I am a worker in the vineyard of the Lord in a bona fide way; I work at the Catholic Church. That certainly does not imply that only those who work in churches are in the vineyard, no, the world is the vineyard and there is lots to do in every corner of it. What I mean specifically is that often times the sheep come to this part of the vineyard when they are actively seeking the Master. In other words, I am occasionally a bridge along the pathway of the road that leads to the Shepherd.
Youth ministry was my initial passageway into church work, but these days I have graduated and now work with adults who are preparing for a marriage or convalidating one. At first I assumed I would have to learn a whole new catechetical lingo to speak effectively with adults after eleven years of working with teens. Not so. Many adults are sadly still adolescents in their faith education, and it is important to meet them where they are at.

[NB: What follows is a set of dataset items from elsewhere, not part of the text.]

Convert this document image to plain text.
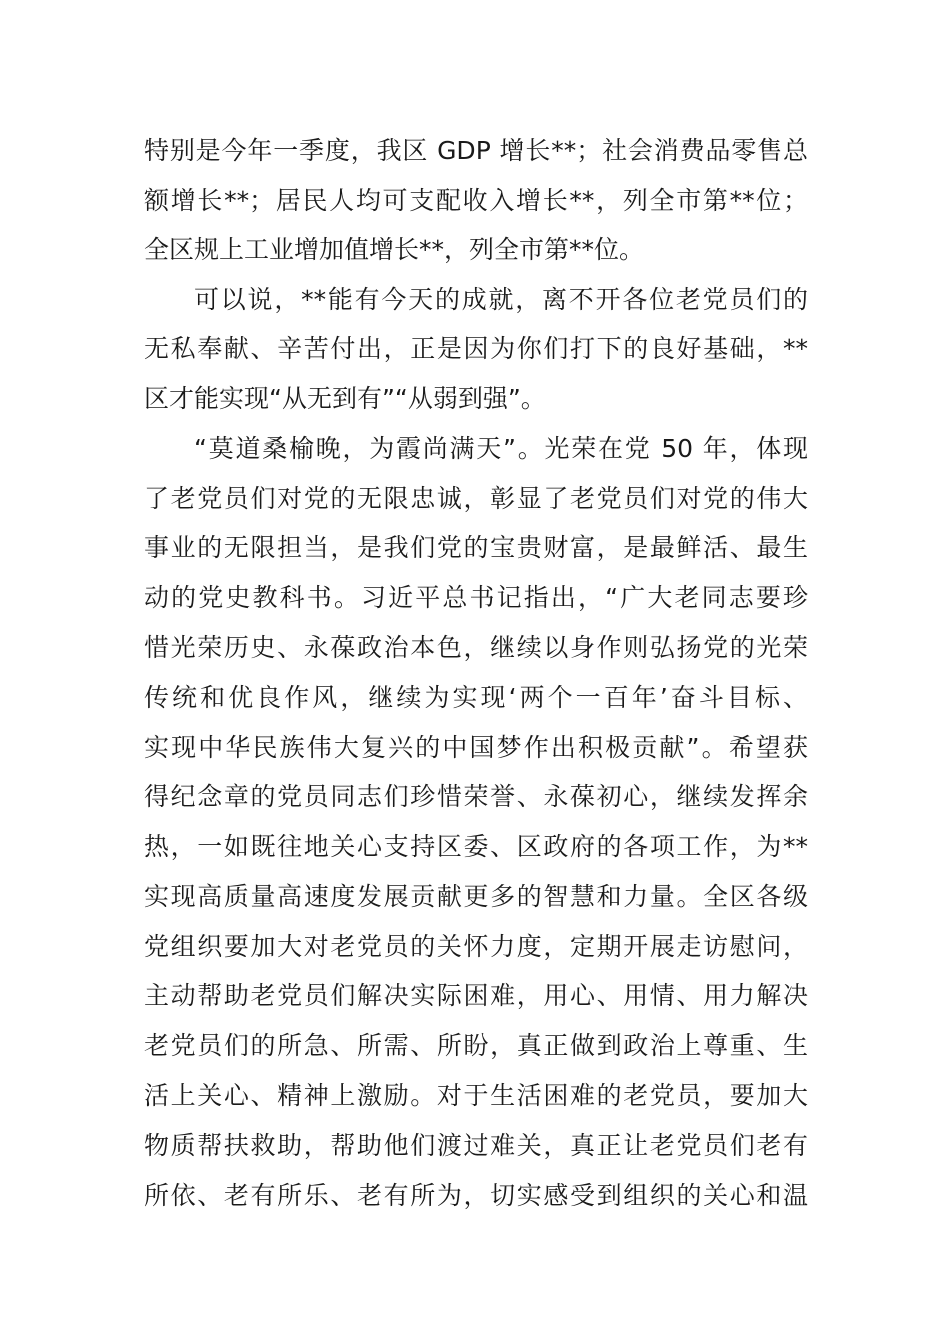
特别是今年一季度，我区 GDP 增长**；社会消费品零售总
额增长**；居民人均可支配收入增长**，列全市第**位；
全区规上工业增加值增长**，列全市第**位。
可以说，**能有今天的成就，离不开各位老党员们的
无私奉献、辛苦付出，正是因为你们打下的良好基础，**
区才能实现“从无到有”“从弱到强”。
“莫道桑榆晚，为霞尚满天”。光荣在党 50 年，体现
了老党员们对党的无限忠诚，彰显了老党员们对党的伟大
事业的无限担当，是我们党的宝贵财富，是最鲜活、最生
动的党史教科书。习近平总书记指出，“广大老同志要珍
惜光荣历史、永葆政治本色，继续以身作则弘扬党的光荣
传统和优良作风，继续为实现‘两个一百年’奋斗目标、
实现中华民族伟大复兴的中国梦作出积极贡献”。希望获
得纪念章的党员同志们珍惜荣誉、永葆初心，继续发挥余
热，一如既往地关心支持区委、区政府的各项工作，为**
实现高质量高速度发展贡献更多的智慧和力量。全区各级
党组织要加大对老党员的关怀力度，定期开展走访慰问，
主动帮助老党员们解决实际困难，用心、用情、用力解决
老党员们的所急、所需、所盼，真正做到政治上尊重、生
活上关心、精神上激励。对于生活困难的老党员，要加大
物质帮扶救助，帮助他们渡过难关，真正让老党员们老有
所依、老有所乐、老有所为，切实感受到组织的关心和温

The other thing that I have noticed is that there are just as many hurting souls in need of a listening ear and a clarifying tongue. In an article I wrote a few years back called “A Receptive Instrument,” I shared a few examples of this kind of ministry from a youth minister’s perspective. Listening is still a big part of what I do, especially as a marriage minister and as an individual willing to take time to hear the various narratives that are a part of our human journey.
I have always been about production as a means of measuring my worth and how I filled the hours of my days. As parents we ask our kids, “What did you do today?” We ask our spouses the same thing when they return home from work and I imagine most of the conversations around Happy Hours contain these same elements. We are more akin at times, to be human doings rather than human beings.

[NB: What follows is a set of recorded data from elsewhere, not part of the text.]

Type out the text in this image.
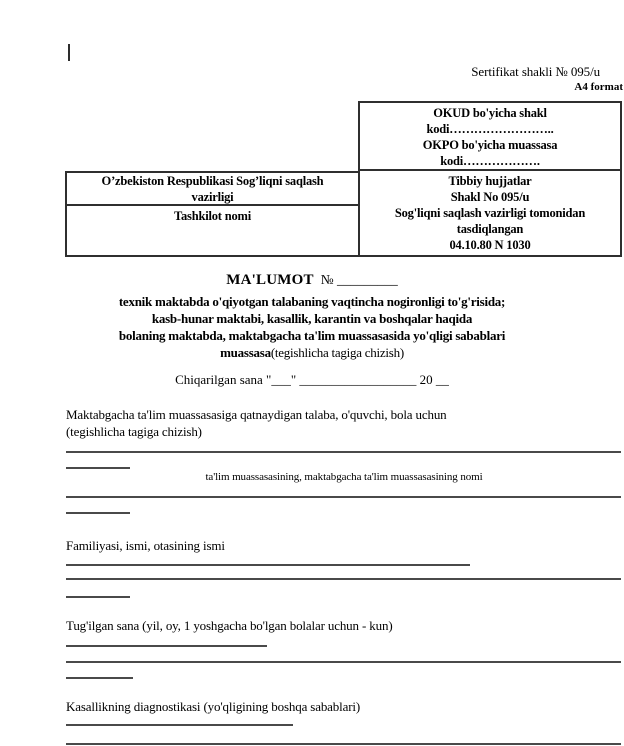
Sertifikat shakli № 095/u
A4 format
OKUD bo'yicha shakl
kodi……………………..
OKPO bo'yicha muassasa
kodi……………….
O’zbekiston Respublikasi Sog’liqni saqlash
vazirligi
Tashkilot nomi
Tibbiy hujjatlar
Shakl No 095/u
Sog'liqni saqlash vazirligi tomonidan
tasdiqlangan
04.10.80 N 1030
MA'LUMOT № _________
texnik maktabda o'qiyotgan talabaning vaqtincha nogironligi to'g'risida;
kasb-hunar maktabi, kasallik, karantin va boshqalar haqida
bolaning maktabda, maktabgacha ta'lim muassasasida yo'qligi sabablari
muassasa(tegishlicha tagiga chizish)
Chiqarilgan sana "___" __________________ 20 __
Maktabgacha ta'lim muassasasiga qatnaydigan talaba, o'quvchi, bola uchun
(tegishlicha tagiga chizish)
ta'lim muassasasining, maktabgacha ta'lim muassasasining nomi
Familiyasi, ismi, otasining ismi
Tug'ilgan sana (yil, oy, 1 yoshgacha bo'lgan bolalar uchun - kun)
Kasallikning diagnostikasi (yo'qligining boshqa sabablari)
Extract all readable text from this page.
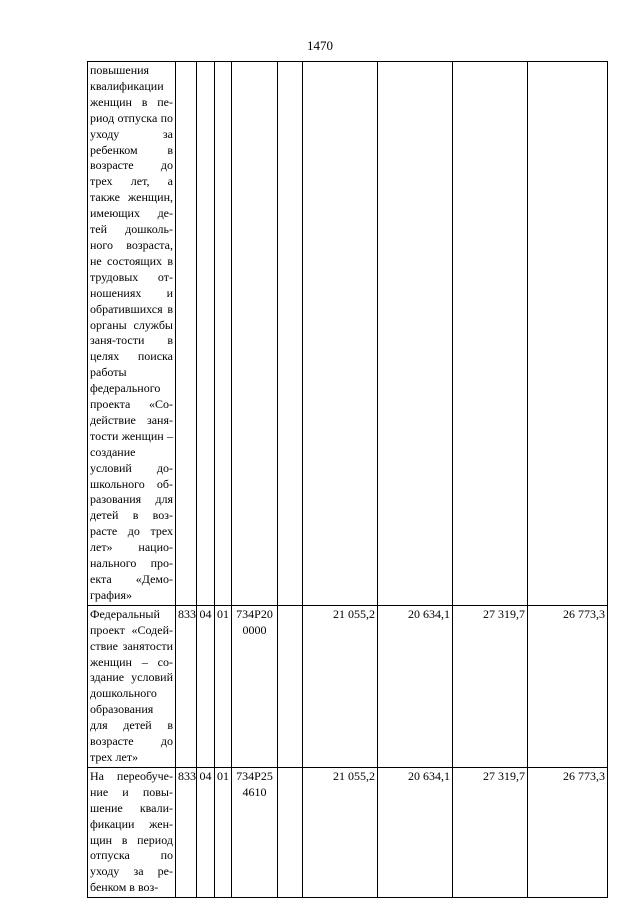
1470
повышения квалификации женщин в пе-риод отпуска по уходу за ребенком в возрасте до трех лет, а также женщин, имеющих де-тей дошколь-ного возраста, не состоящих в трудовых от-ношениях и обратившихся в органы службы заня-тости в целях поиска работы федерального проекта «Со-действие заня-тости женщин – создание условий до-школьного об-разования для детей в воз-расте до трех лет» нацио-нального про-екта «Демо-графия»									

Федеральный проект «Содей-ствие занятости женщин – со-здание условий дошкольного образования для детей в возрасте до трех лет»	833	04	01	734Р20 0000		21 055,2	20 634,1	27 319,7	26 773,3

На переобуче-ние и повы-шение квали-фикации жен-щин в период отпуска по уходу за ре-бенком в воз-	833	04	01	734Р25 4610		21 055,2	20 634,1	27 319,7	26 773,3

What I learned a few years back after reading Katrina Zeno’s book, Every Woman’s Journey, has been instrumental in the way I define my time. In fact, it gives me a whole new outlook on a different kind of productivity that cannot be measured; fruitfulness. Let me explain. When I take time from being productive to listen to someone who needs advice, encouragement, or loving support, I am being fruitful. Willingly entering into another’s deepest pain is sharing the raw reality of the human experience. It is a place where trust in God, empathy and love are the tools that help navigate the darkness bringing light and hope that dissipates despair.

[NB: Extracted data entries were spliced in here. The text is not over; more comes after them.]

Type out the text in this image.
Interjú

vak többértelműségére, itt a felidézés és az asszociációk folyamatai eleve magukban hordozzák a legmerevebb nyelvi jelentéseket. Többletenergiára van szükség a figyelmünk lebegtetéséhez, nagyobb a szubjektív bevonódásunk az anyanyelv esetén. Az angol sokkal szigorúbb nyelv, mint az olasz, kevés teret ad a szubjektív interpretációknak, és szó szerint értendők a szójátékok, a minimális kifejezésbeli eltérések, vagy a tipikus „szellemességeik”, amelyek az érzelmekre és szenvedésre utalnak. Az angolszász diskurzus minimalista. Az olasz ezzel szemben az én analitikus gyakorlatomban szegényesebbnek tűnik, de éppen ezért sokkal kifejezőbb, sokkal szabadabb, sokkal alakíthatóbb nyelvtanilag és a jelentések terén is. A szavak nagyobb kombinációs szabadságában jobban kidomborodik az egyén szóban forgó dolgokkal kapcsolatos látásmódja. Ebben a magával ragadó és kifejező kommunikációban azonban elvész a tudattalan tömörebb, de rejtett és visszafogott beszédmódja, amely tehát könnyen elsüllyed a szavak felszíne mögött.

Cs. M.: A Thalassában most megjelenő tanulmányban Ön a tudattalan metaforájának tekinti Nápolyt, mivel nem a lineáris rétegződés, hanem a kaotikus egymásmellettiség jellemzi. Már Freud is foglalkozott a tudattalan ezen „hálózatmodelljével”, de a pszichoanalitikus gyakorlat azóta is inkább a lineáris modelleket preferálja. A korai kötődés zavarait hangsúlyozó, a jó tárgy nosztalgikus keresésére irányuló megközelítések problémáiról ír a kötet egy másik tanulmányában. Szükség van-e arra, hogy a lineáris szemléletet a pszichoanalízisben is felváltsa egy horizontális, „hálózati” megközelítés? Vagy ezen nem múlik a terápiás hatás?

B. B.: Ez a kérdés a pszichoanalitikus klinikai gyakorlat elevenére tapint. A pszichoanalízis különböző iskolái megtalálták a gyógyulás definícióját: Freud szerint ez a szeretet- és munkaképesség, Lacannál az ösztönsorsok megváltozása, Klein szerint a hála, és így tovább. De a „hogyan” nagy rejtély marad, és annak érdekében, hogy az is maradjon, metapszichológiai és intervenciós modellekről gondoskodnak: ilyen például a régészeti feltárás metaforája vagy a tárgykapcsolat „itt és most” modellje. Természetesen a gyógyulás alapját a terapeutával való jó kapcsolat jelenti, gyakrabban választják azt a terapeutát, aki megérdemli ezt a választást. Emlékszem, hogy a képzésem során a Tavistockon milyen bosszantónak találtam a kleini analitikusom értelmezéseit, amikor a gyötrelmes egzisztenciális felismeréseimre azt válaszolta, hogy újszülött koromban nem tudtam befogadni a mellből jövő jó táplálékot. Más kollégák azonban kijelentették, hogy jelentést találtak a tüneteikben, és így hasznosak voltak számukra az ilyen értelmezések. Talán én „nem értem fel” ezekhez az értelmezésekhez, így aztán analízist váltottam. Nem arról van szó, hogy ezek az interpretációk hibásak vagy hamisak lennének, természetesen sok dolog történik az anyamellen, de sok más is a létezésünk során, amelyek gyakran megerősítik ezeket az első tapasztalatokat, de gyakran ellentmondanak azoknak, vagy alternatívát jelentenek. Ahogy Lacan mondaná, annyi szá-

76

This week has been very fruitful. You can’t manufacture, construct, or fabricate this kind of labor. It is not something you seek out. There is nothing to tabulate, ship, or shelve. Its effects may never be known, the results of your efforts may not bear fruit for decades.
Ah, but God knows, God sees, and God magnifies the little work we do in this arena to produce efficacious results.
The really amazing aspect I finally discovered is that all those aspects of life that make us crazy or make us ask why, and all the presumably needless suffering we encounter are just more resources we can use in this kind of work. I cannot tell you the amount of experiences that, at the time, I begged God to take away or to lessen, which turned out to be the very salve necessary to help mend another. It is a miraculous gift to behold. I don’t have to buy it, make it, or search the world for it. “It” is God’s pure and free gift to us, and for us, to share with our brothers and sisters.
Wow, what a generous and perfect present. So personal, so real it is almost tangible. Yet, you cannot wrap it up and sell it or clone it. Our pain is their gain, but not just theirs, all of ours as children of the Father and heirs to heaven.
So when you are in the midst of confusion, doubt, despair, and hopelessness, do not recede into yourself; reach out. We are here for one another and we have the balm that soothes until that time in which we meet the Great Physician who can make us permanently whole again.